Interpretable machine learning distinguishes skip from continuous metastasis in N1b papillary thyroid carcinoma.
Journal:
Scientific reports
Published Date:
Jun 12, 2026
Abstract
Skip metastasis-defined as lateral lymph node metastasis(N1b) in the absence of central lymph node involvement-represents a distinct yet underrecognized metastatic pattern in papillary thyroid carcinoma (PTC). Accurate identification of skip metastasis is clinically important. However, reliable tools to distinguish skip from continuous metastasis in N1b PTC remain limited. We developed and validated prediction models to discriminate skip from continuous metastasis using a multi-cohort design. A retrospective cohort of 739 patients with N1b PTC who underwent routine bilateral CND with lateral neck dissection was used for model development.

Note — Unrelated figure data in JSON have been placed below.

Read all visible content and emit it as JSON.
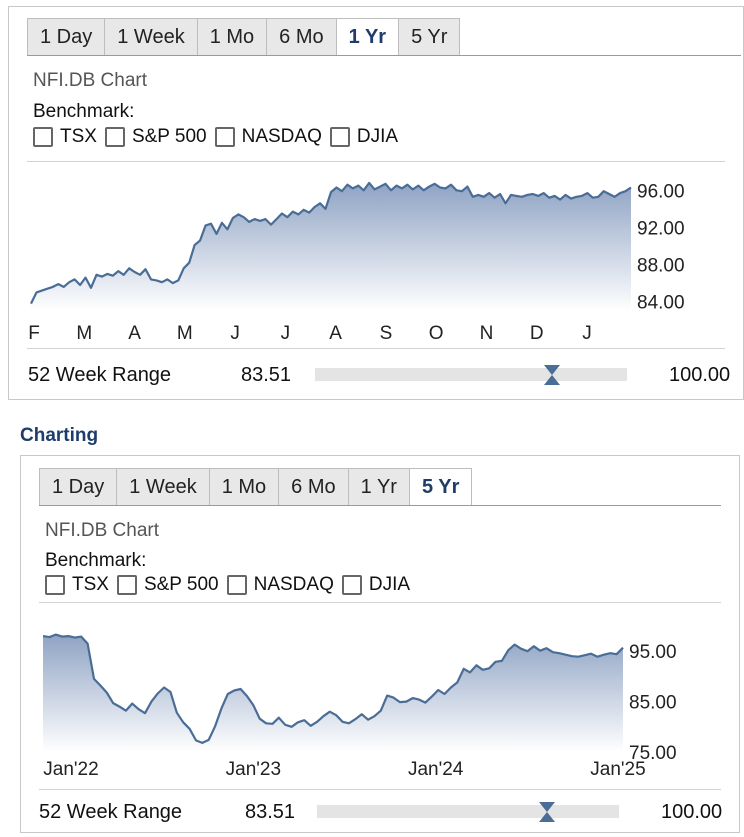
{
  "panel1": {
    "tabs": [
      "1 Day",
      "1 Week",
      "1 Mo",
      "6 Mo",
      "1 Yr",
      "5 Yr"
    ],
    "active_tab": "1 Yr",
    "chart_title": "NFI.DB Chart",
    "benchmark_label": "Benchmark:",
    "benchmarks": [
      "TSX",
      "S&P 500",
      "NASDAQ",
      "DJIA"
    ],
    "range_label": "52 Week Range",
    "range_low": "83.51",
    "range_high": "100.00",
    "range_marker_fraction": 0.76
  },
  "section_heading": "Charting",
  "panel2": {
    "tabs": [
      "1 Day",
      "1 Week",
      "1 Mo",
      "6 Mo",
      "1 Yr",
      "5 Yr"
    ],
    "active_tab": "5 Yr",
    "chart_title": "NFI.DB Chart",
    "benchmark_label": "Benchmark:",
    "benchmarks": [
      "TSX",
      "S&P 500",
      "NASDAQ",
      "DJIA"
    ],
    "range_label": "52 Week Range",
    "range_low": "83.51",
    "range_high": "100.00",
    "range_marker_fraction": 0.76
  },
  "colors": {
    "line": "#4a6d96",
    "fill_top": "#8fa3c4",
    "fill_bottom": "#ffffff",
    "active_tab_text": "#1f3d6b"
  },
  "chart_data": [
    {
      "type": "area",
      "x_labels": [
        "F",
        "M",
        "A",
        "M",
        "J",
        "J",
        "A",
        "S",
        "O",
        "N",
        "D",
        "J"
      ],
      "y_ticks": [
        "84.00",
        "88.00",
        "92.00",
        "96.00"
      ],
      "ylim": [
        83.0,
        97.0
      ],
      "y_axis_position": "right",
      "grid": false,
      "values": [
        83.8,
        85.0,
        85.2,
        85.4,
        85.6,
        85.9,
        85.6,
        86.1,
        86.4,
        85.8,
        86.6,
        85.5,
        86.9,
        86.7,
        87.0,
        86.8,
        87.3,
        86.9,
        87.6,
        87.2,
        86.9,
        87.5,
        86.4,
        86.3,
        86.1,
        86.4,
        86.0,
        86.3,
        87.6,
        88.2,
        90.1,
        90.6,
        92.2,
        92.4,
        91.3,
        92.5,
        91.8,
        93.0,
        93.4,
        93.1,
        92.6,
        92.9,
        92.7,
        92.9,
        92.3,
        92.9,
        93.5,
        93.1,
        93.7,
        93.4,
        93.9,
        93.6,
        94.2,
        94.6,
        94.0,
        95.8,
        96.3,
        95.9,
        96.6,
        96.2,
        96.5,
        96.0,
        96.8,
        96.1,
        96.4,
        96.7,
        96.0,
        96.5,
        96.2,
        96.6,
        96.1,
        96.5,
        96.0,
        96.4,
        96.7,
        96.3,
        96.2,
        96.6,
        96.0,
        95.9,
        96.4,
        95.3,
        95.5,
        95.3,
        95.7,
        95.2,
        95.6,
        94.6,
        95.5,
        95.4,
        95.3,
        95.5,
        95.6,
        95.4,
        95.7,
        95.2,
        95.4,
        95.0,
        95.5,
        95.1,
        95.3,
        95.4,
        95.7,
        95.2,
        95.3,
        95.9,
        95.6,
        95.3,
        95.7,
        95.9,
        96.3
      ]
    },
    {
      "type": "area",
      "x_labels": [
        "Jan'22",
        "Jan'23",
        "Jan'24",
        "Jan'25"
      ],
      "y_ticks": [
        "75.00",
        "85.00",
        "95.00"
      ],
      "ylim": [
        75.0,
        100.0
      ],
      "y_axis_position": "right",
      "grid": false,
      "values": [
        98.0,
        97.8,
        98.3,
        97.9,
        98.0,
        97.7,
        97.9,
        96.5,
        89.5,
        88.2,
        86.8,
        84.7,
        84.0,
        83.2,
        84.6,
        83.5,
        82.7,
        85.0,
        86.6,
        87.8,
        86.9,
        82.8,
        80.9,
        79.6,
        77.3,
        76.8,
        77.4,
        80.1,
        83.7,
        86.5,
        87.2,
        87.5,
        86.1,
        84.3,
        81.6,
        80.7,
        80.6,
        81.8,
        80.4,
        80.0,
        80.9,
        81.3,
        80.2,
        81.0,
        82.1,
        83.0,
        82.3,
        81.0,
        80.7,
        81.5,
        82.5,
        81.4,
        82.1,
        83.2,
        86.2,
        85.8,
        84.9,
        85.0,
        85.7,
        85.4,
        84.8,
        86.0,
        87.3,
        86.5,
        87.8,
        88.8,
        91.5,
        90.8,
        92.2,
        91.3,
        91.6,
        92.9,
        93.1,
        95.2,
        96.3,
        95.5,
        95.0,
        96.0,
        95.1,
        95.6,
        94.8,
        94.6,
        94.3,
        94.0,
        93.9,
        94.2,
        94.5,
        93.9,
        94.3,
        94.6,
        94.4,
        95.7
      ]
    }
  ]
}
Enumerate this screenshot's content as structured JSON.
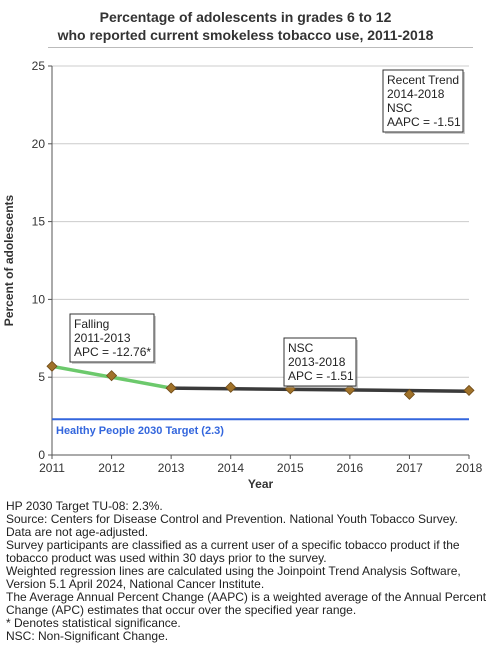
{
  "title_line1": "Percentage of adolescents in grades 6 to 12",
  "title_line2": "who reported current smokeless tobacco use, 2011-2018",
  "chart_data": {
    "type": "line",
    "xlabel": "Year",
    "ylabel": "Percent of adolescents",
    "x": [
      2011,
      2012,
      2013,
      2014,
      2015,
      2016,
      2017,
      2018
    ],
    "xlim": [
      2011,
      2018
    ],
    "ylim": [
      0,
      25
    ],
    "yticks": [
      0,
      5,
      10,
      15,
      20,
      25
    ],
    "grid": true,
    "series": [
      {
        "values": [
          5.7,
          5.1,
          4.3,
          4.35,
          4.25,
          4.2,
          3.9,
          4.15
        ],
        "color": "#a0722a"
      }
    ],
    "trend_segments": [
      {
        "x": [
          2011,
          2013
        ],
        "y": [
          5.7,
          4.3
        ],
        "color": "#6cc96c"
      },
      {
        "x": [
          2013,
          2018
        ],
        "y": [
          4.3,
          4.1
        ],
        "color": "#3a3a3a"
      }
    ],
    "target": {
      "value": 2.3,
      "label": "Healthy People 2030 Target (2.3)",
      "color": "#3366dd"
    },
    "annotations": [
      {
        "lines": [
          "Falling",
          "2011-2013",
          "APC = -12.76*"
        ]
      },
      {
        "lines": [
          "NSC",
          "2013-2018",
          "APC = -1.51"
        ]
      },
      {
        "lines": [
          "Recent Trend",
          "2014-2018",
          "NSC",
          "AAPC = -1.51"
        ]
      }
    ]
  },
  "footnotes": [
    "HP 2030 Target TU-08: 2.3%.",
    "Source: Centers for Disease Control and Prevention. National Youth Tobacco Survey.",
    "Data are not age-adjusted.",
    "Survey participants are classified as a current user of a specific tobacco product if the tobacco product was used within 30 days prior to the survey.",
    "Weighted regression lines are calculated using the Joinpoint Trend Analysis Software, Version 5.1 April 2024, National Cancer Institute.",
    "The Average Annual Percent Change (AAPC) is a weighted average of the Annual Percent Change (APC) estimates that occur over the specified year range.",
    "* Denotes statistical significance.",
    "NSC: Non-Significant Change."
  ]
}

Ten machine learning algorithms were trained using clinically available variables and evaluated through internal validation and two independent external validation cohorts. Model performance was assessed in terms of discrimination, calibration, clinical utility, and risk reclassification. Model interpretability was evaluated using SHapley Additive exPlanations (SHAP). Skip metastasis was identified in 14.2% of N1b PTC patients. Among all candidate models, the XGBoost algorithm consistently demonstrated superior and stable discrimination across development and validation cohorts, achieving the highest area under the receiver operating characteristic and precision-recall curves. Calibration analyses showed good agreement between predicted and observed risks, and decision curve analysis demonstrated a favorable net clinical benefit across clinically relevant threshold probabilities. Compared with alternative models, XGBoost provided significant improvements in patient-level risk stratification, as reflected by positive net reclassification improvement and integrated discrimination improvement in both internal and external validations. SHAP analyses revealed that the number of central lymph nodes dissected, number of metastatic lateral lymph nodes, tumor location, age, and tumor size were the most influential predictors, capturing clinically coherent and non-linear risk patterns. We developed and externally validated an interpretable and clinically deployable machine learning model to distinguish skip from continuous metastasis in N1b PTC. This model enables individualized risk assessment and may support tailored surgical decision-making. Larger and more prospective studies are warranted to evaluate its impact on clinical outcomes.